I chose to continue with amputation. I’d figure something out when we got to that stage. I took the scalpel and continued to cut through muscle, burning and ligating vessels as I came to them, till I was to the tibia and fibula bones. I took the Gigli saw and prepared to cut into through the bone.
It was then that I realized that handles had not been sent with the saw, nor had I requested them. I tried securing the ends with grenade pins. This didn’t work. You might ask why, but most of you are probably wondering what happened to the grenades: not important to this story. I monkey gripped the ends of the saw with my gloved hands and commenced to cutting. Smoke and a fine mist of bone rose from the cut.
Social Distortion was playing angrily in the background, “…children are taught to hate…” “Water.” A corpsman squeezed saline from an IV bag onto the cut site. I continued to saw. SNAP. “Ok, we’re through.” There was a sense of relief. We had cut off a man’s leg. It was laying on the litter in front of me, like a movie prop. I had effectively tourniqueted the leg and ligated vessels.
The man was alive, stable, and not in pain
The respite was over as quickly as it began. I still had the stump to deal with. I looked at the end of the man’s leg, the bones exposed, mosquito clamps tangling from arteries and veins like ornaments. All eyes were on me. What am I going to do!?
I gripped what was left of the leg with both hands and milked the skin and muscle to the end of the stump to see what I had to work with. It wasn’t even close to enough to cover the amputation. I stood there holding the leg in my hand, waiting for an answer to materialize. My 18C broke the silence, “What about that?” “What?” “That”, he pointed to the recently detached leg laying lifeless on the end of the litter. “Well…let’s try it.”
I handed the stump to a corpsman and instructed another one to hold the amputated leg. “Scalpel.” I cut the most viable skin off the calf and carefully removed it from the leg. I held the skin stretched tight between my blood-slicked, gloved hands and turned to size it against the stump…too tight.
The skin slipped from my hands and went airborne. For the longest fraction of a second in recorded history, I reached, grasped, and fumbled for the skin, but to no avail. The air was sucked out of the tiny dirty room as everyone present collectively gasped when the skin landed at my feet.
“Five second rule!”
I announced as I quickly picked the tissue off the floor. “Hand me that bowl. Fill it with betadine.” I washed the skin in the antiseptic fluid. “This looks exactly like teriyaki chicken.” I don’t know if my humor was helping anyone, but it was all I had at this point.
We rinsed the skin in saline and, with less tension this time, sized the flap against the stump. “Hold this here. Suture.” I anchored the stump and the skin together with a quick stitch, inserted a Penrose drain, and commenced to baseball stitching. Holy shit, this was going to work. I trimmed the skin to the stump and let everyone in the room throw a few sutures, like we were signing a mural we had all worked on.
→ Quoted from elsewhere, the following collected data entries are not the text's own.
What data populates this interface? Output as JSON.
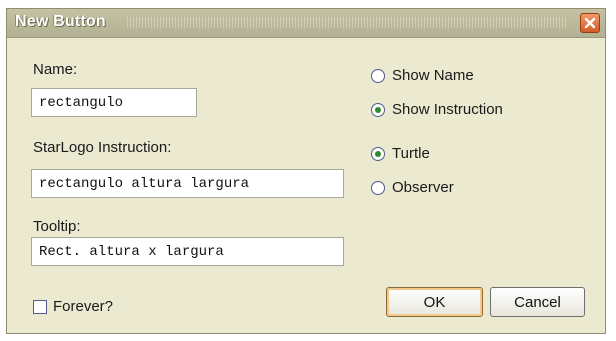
{
  "dialog": {
    "title": "New Button",
    "close_icon": "close-icon"
  },
  "form": {
    "name_label": "Name:",
    "name_value": "rectangulo",
    "instruction_label": "StarLogo Instruction:",
    "instruction_value": "rectangulo altura largura",
    "tooltip_label": "Tooltip:",
    "tooltip_value": "Rect. altura x largura",
    "forever_label": "Forever?",
    "forever_checked": false
  },
  "display_options": [
    {
      "label": "Show Name",
      "selected": false
    },
    {
      "label": "Show Instruction",
      "selected": true
    }
  ],
  "agent_options": [
    {
      "label": "Turtle",
      "selected": true
    },
    {
      "label": "Observer",
      "selected": false
    }
  ],
  "buttons": {
    "ok_label": "OK",
    "cancel_label": "Cancel"
  },
  "colors": {
    "dialog_background": "#ece9d1",
    "titlebar": "#b8b698",
    "close_button": "#d9622b",
    "radio_selected": "#2f8a2f"
  }
}
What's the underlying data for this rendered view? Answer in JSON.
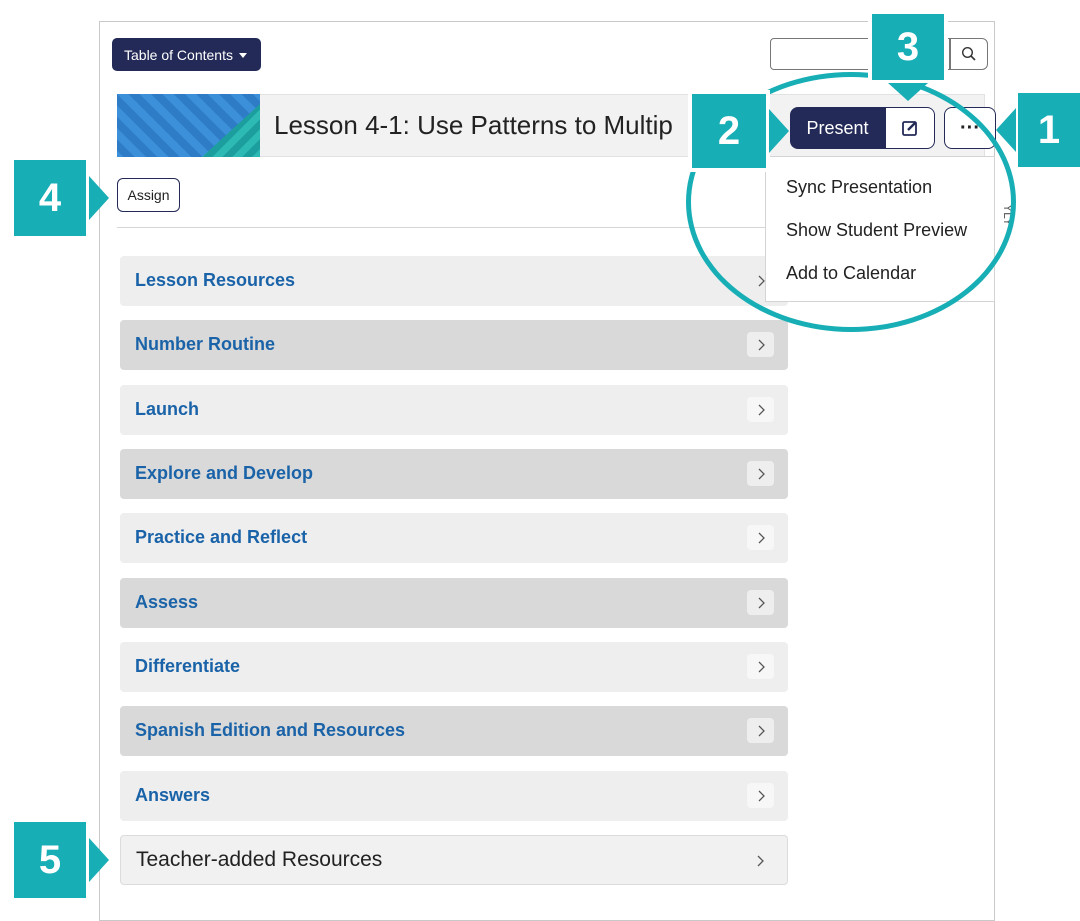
{
  "toolbar": {
    "toc_label": "Table of Contents",
    "search_placeholder": ""
  },
  "lesson": {
    "title": "Lesson 4-1: Use Patterns to Multip"
  },
  "actions": {
    "present_label": "Present",
    "more_label": "···",
    "assign_label": "Assign"
  },
  "menu": {
    "items": [
      "Sync Presentation",
      "Show Student Preview",
      "Add to Calendar"
    ]
  },
  "sections": [
    {
      "label": "Lesson Resources"
    },
    {
      "label": "Number Routine"
    },
    {
      "label": "Launch"
    },
    {
      "label": "Explore and Develop"
    },
    {
      "label": "Practice and Reflect"
    },
    {
      "label": "Assess"
    },
    {
      "label": "Differentiate"
    },
    {
      "label": "Spanish Edition and Resources"
    },
    {
      "label": "Answers"
    },
    {
      "label": "Teacher-added Resources"
    }
  ],
  "callouts": {
    "c1": "1",
    "c2": "2",
    "c3": "3",
    "c4": "4",
    "c5": "5"
  },
  "colors": {
    "navy": "#232a57",
    "teal": "#17aeb5",
    "link_blue": "#1a63a8"
  },
  "icons": {
    "search": "search-icon",
    "edit": "edit-icon",
    "chevron": "chevron-right-icon",
    "caret": "caret-down-icon"
  }
}
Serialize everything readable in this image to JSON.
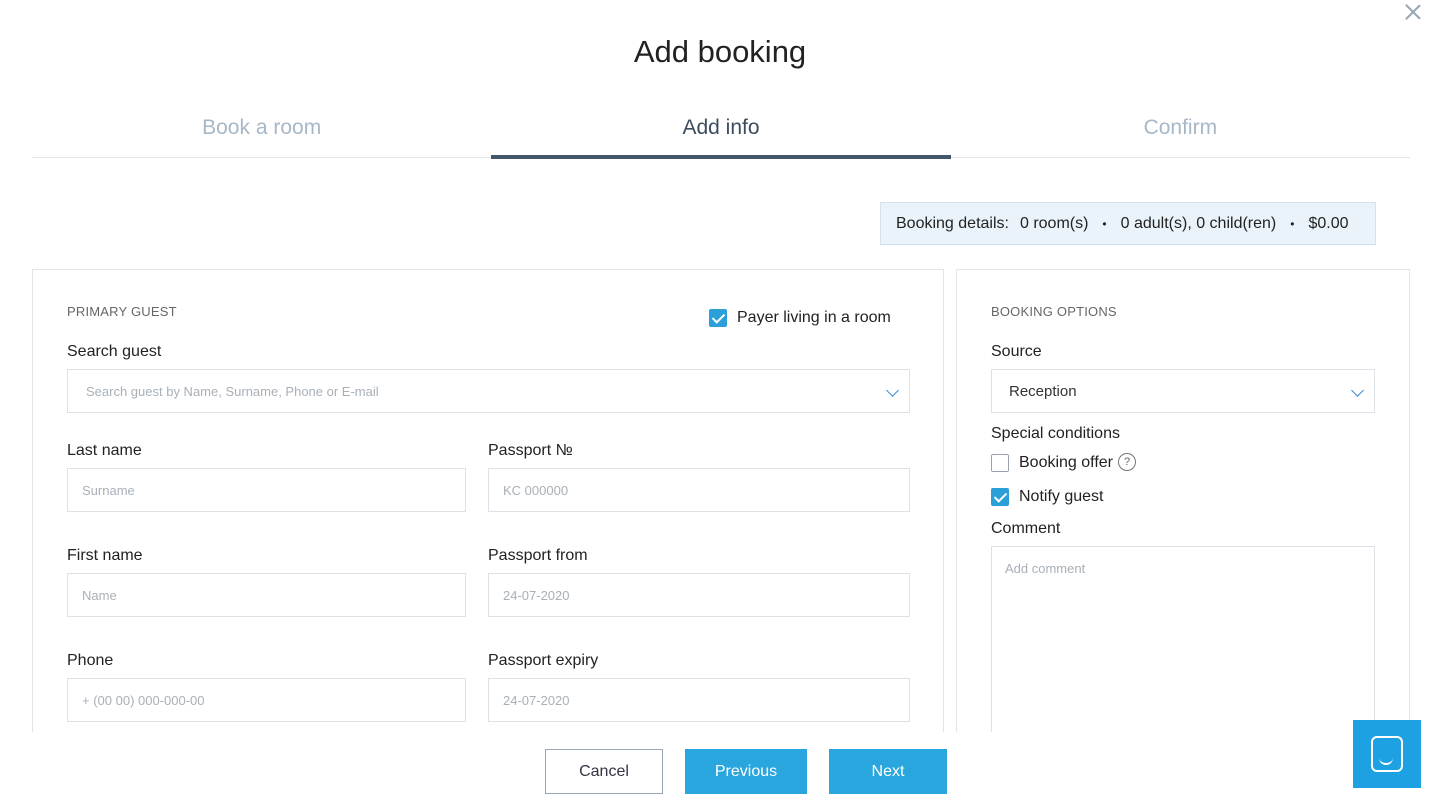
{
  "modal": {
    "title": "Add booking"
  },
  "steps": [
    {
      "label": "Book a room",
      "active": false
    },
    {
      "label": "Add info",
      "active": true
    },
    {
      "label": "Confirm",
      "active": false
    }
  ],
  "summary": {
    "label": "Booking details:",
    "rooms": "0 room(s)",
    "guests": "0 adult(s), 0 child(ren)",
    "total": "$0.00",
    "separator": "•"
  },
  "primary_guest": {
    "section_title": "PRIMARY GUEST",
    "payer_living": {
      "label": "Payer living in a room",
      "checked": true
    },
    "search": {
      "label": "Search guest",
      "placeholder": "Search guest by Name, Surname, Phone or E-mail"
    },
    "last_name": {
      "label": "Last name",
      "placeholder": "Surname"
    },
    "first_name": {
      "label": "First name",
      "placeholder": "Name"
    },
    "phone": {
      "label": "Phone",
      "placeholder": "+ (00 00) 000-000-00"
    },
    "passport_no": {
      "label": "Passport №",
      "placeholder": "KC 000000"
    },
    "passport_from": {
      "label": "Passport from",
      "placeholder": "24-07-2020"
    },
    "passport_expiry": {
      "label": "Passport expiry",
      "placeholder": "24-07-2020"
    }
  },
  "booking_options": {
    "section_title": "BOOKING OPTIONS",
    "source": {
      "label": "Source",
      "value": "Reception"
    },
    "special_conditions": {
      "label": "Special conditions",
      "booking_offer": {
        "label": "Booking offer",
        "checked": false,
        "help": "?"
      },
      "notify_guest": {
        "label": "Notify guest",
        "checked": true
      }
    },
    "comment": {
      "label": "Comment",
      "placeholder": "Add comment"
    }
  },
  "footer": {
    "cancel_label": "Cancel",
    "previous_label": "Previous",
    "next_label": "Next"
  },
  "colors": {
    "accent": "#2aa6de",
    "step_active": "#44566b",
    "step_inactive": "#a8b7c7",
    "summary_bg": "#eaf3fa"
  },
  "icons": {
    "close": "close-icon",
    "chevron": "chevron-down-icon",
    "help": "help-circle-icon",
    "chat": "chat-icon"
  }
}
It was some ugly art, but it was done. “Hey, we should give that leg to the dog!” My Marines from 2/8 had been watching the whole ordeal over my shoulder through the window behind me.
I had been too focused to notice the commentary until now. I stopped the congratulations. “Ok let’s clean up. I want the patient moved to the porch, and anything with blood on it taken care of.” I pulled my 18C aside and whispered, “don’t let the Yuts get the leg.”